Nach außen präsentiert Beck die Devise, ich bin, wie ich bin. Bei den Leuten kommt er an. 13 Jahre schon führt er Rheinland-Pfalz, inzwischen regiert seine SPD allein. Das ist für ihn Wille zur Macht, den viele bei ihm vermissen – nicht nur in der Frage der Kanzlerkandidatur. Auch wenn er in Berlin ist, sagt er, redet er „mit de’ Leut’“. Dort ist er aber eher selten. Er will auch mal nach Hause. Oder auf den Betzenberg. Hertha ist dafür kein Ersatz.

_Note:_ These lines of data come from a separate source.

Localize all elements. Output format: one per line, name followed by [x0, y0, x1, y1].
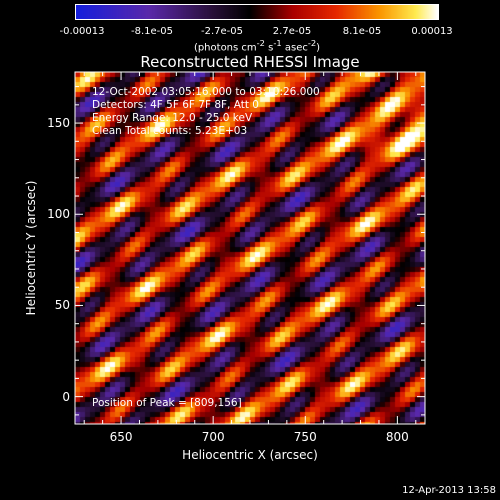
heatmap-image [75, 72, 425, 424]
colorbar-tick-label: 0.00013 [411, 26, 453, 37]
annotation-clean-counts: Clean Total counts: 5.23E+03 [92, 125, 248, 137]
x-axis-label: Heliocentric X (arcsec) [182, 448, 318, 462]
x-tick-label: 800 [385, 430, 409, 444]
chart-title: Reconstructed RHESSI Image [140, 53, 360, 71]
footer-timestamp: 12-Apr-2013 13:58 [402, 485, 496, 496]
x-tick-label: 650 [109, 430, 133, 444]
y-tick-label: 100 [47, 207, 70, 222]
annotation-energy-range: Energy Range: 12.0 - 25.0 keV [92, 112, 253, 124]
colorbar-tick-label: -0.00013 [59, 26, 105, 37]
colorbar-tick-label: -8.1e-05 [131, 26, 173, 37]
x-tick-label: 750 [293, 430, 317, 444]
y-tick-label: 0 [62, 389, 70, 404]
colorbar [75, 4, 439, 20]
colorbar-unit-label: (photons cm-2 s-1 asec-2) [193, 38, 321, 54]
colorbar-tick-label: 8.1e-05 [342, 26, 382, 37]
annotation-peak-position: Position of Peak = [809,156] [92, 397, 242, 409]
x-tick-label: 700 [201, 430, 225, 444]
y-tick-label: 50 [54, 298, 70, 313]
annotation-time-range: 12-Oct-2002 03:05:16.000 to 03:10:26.000 [92, 86, 320, 98]
y-axis-label: Heliocentric Y (arcsec) [24, 180, 38, 316]
annotation-detectors: Detectors: 4F 5F 6F 7F 8F, Att 0 [92, 99, 259, 111]
colorbar-tick-label: 2.7e-05 [272, 26, 312, 37]
colorbar-tick-label: -2.7e-05 [201, 26, 243, 37]
y-tick-label: 150 [47, 116, 70, 131]
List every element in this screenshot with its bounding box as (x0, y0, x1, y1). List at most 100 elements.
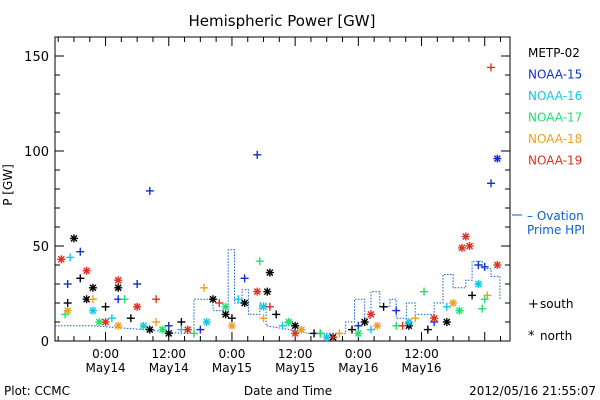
north-marker (57, 255, 66, 264)
north-marker (158, 325, 167, 334)
marker-stroke (373, 322, 381, 330)
north-marker (114, 276, 123, 285)
north-marker (240, 299, 249, 307)
north-marker (227, 321, 236, 330)
marker-stroke (114, 276, 122, 284)
south-marker (120, 295, 129, 304)
north-marker (139, 321, 148, 330)
south-legend-symbol: + (528, 297, 539, 312)
marker-stroke (222, 310, 230, 318)
south-marker (76, 274, 85, 283)
north-marker (259, 302, 268, 311)
south-marker (398, 321, 407, 330)
marker-stroke (266, 269, 274, 277)
north-marker (457, 243, 466, 252)
marker-stroke (253, 288, 261, 296)
marker-stroke (361, 318, 369, 326)
south-marker (468, 291, 477, 300)
footer-left: Plot: CCMC (4, 384, 70, 398)
marker-stroke (133, 303, 141, 311)
north-marker (493, 154, 502, 163)
marker-stroke (354, 329, 362, 337)
north-marker (82, 266, 91, 275)
north-marker (208, 295, 217, 304)
marker-stroke (474, 280, 482, 288)
south-marker (480, 262, 489, 271)
x-tick-date-label: May15 (275, 361, 315, 375)
north-marker (265, 268, 274, 277)
north-marker (221, 302, 230, 311)
north-marker (404, 318, 413, 326)
south-marker (366, 325, 375, 334)
north-marker (465, 242, 474, 250)
x-axis-label: Date and Time (244, 384, 332, 398)
north-marker (442, 318, 451, 326)
north-marker (366, 310, 375, 319)
x-tick-label: 0:00 (345, 347, 372, 361)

In der Heimat fühlt er sich wohler. Da gibt es Erfolge. Die Firma Keiper zählt er dazu, den „größten unabhängigen Sitzhersteller“. Deren Lehneneinsteller „Taumel 2000“ steckt in Autositzen aller großen Marken. Der Chef ist aufgeregt wie ein Schulbub. Beck wird durch die Hallen geführt, in denen es lärmt und stampft wie bei Ikea, wo sie den Sessel „Poem“ dauertesten. Beck schüttelt Hände, klopft auf Schultern. Am Amboss des Firmengründers greift der gelernte Elektromechaniker zu, lässt den Hammer auf das rotglühende Metall sausen. Nach drei Schlägen liegt das Werkstück auf dem Boden. Beck dichtet: „Unheimlich ist des Schmiedes Kraft, wenn er mit dem Hammer schafft.“

Vielleicht mag er sich bei all den Terminen denken, die wissen doch gar nicht, wer ich bin, wie ich bin. Wo manchmal kaum einer merkt, wo er sonst überall unterwegs ist. In Brüssel, in Prag, in Ruanda oder China, wo er Ehrenbürger ist. Vielleicht sollen sie es aber auch gar nicht wissen.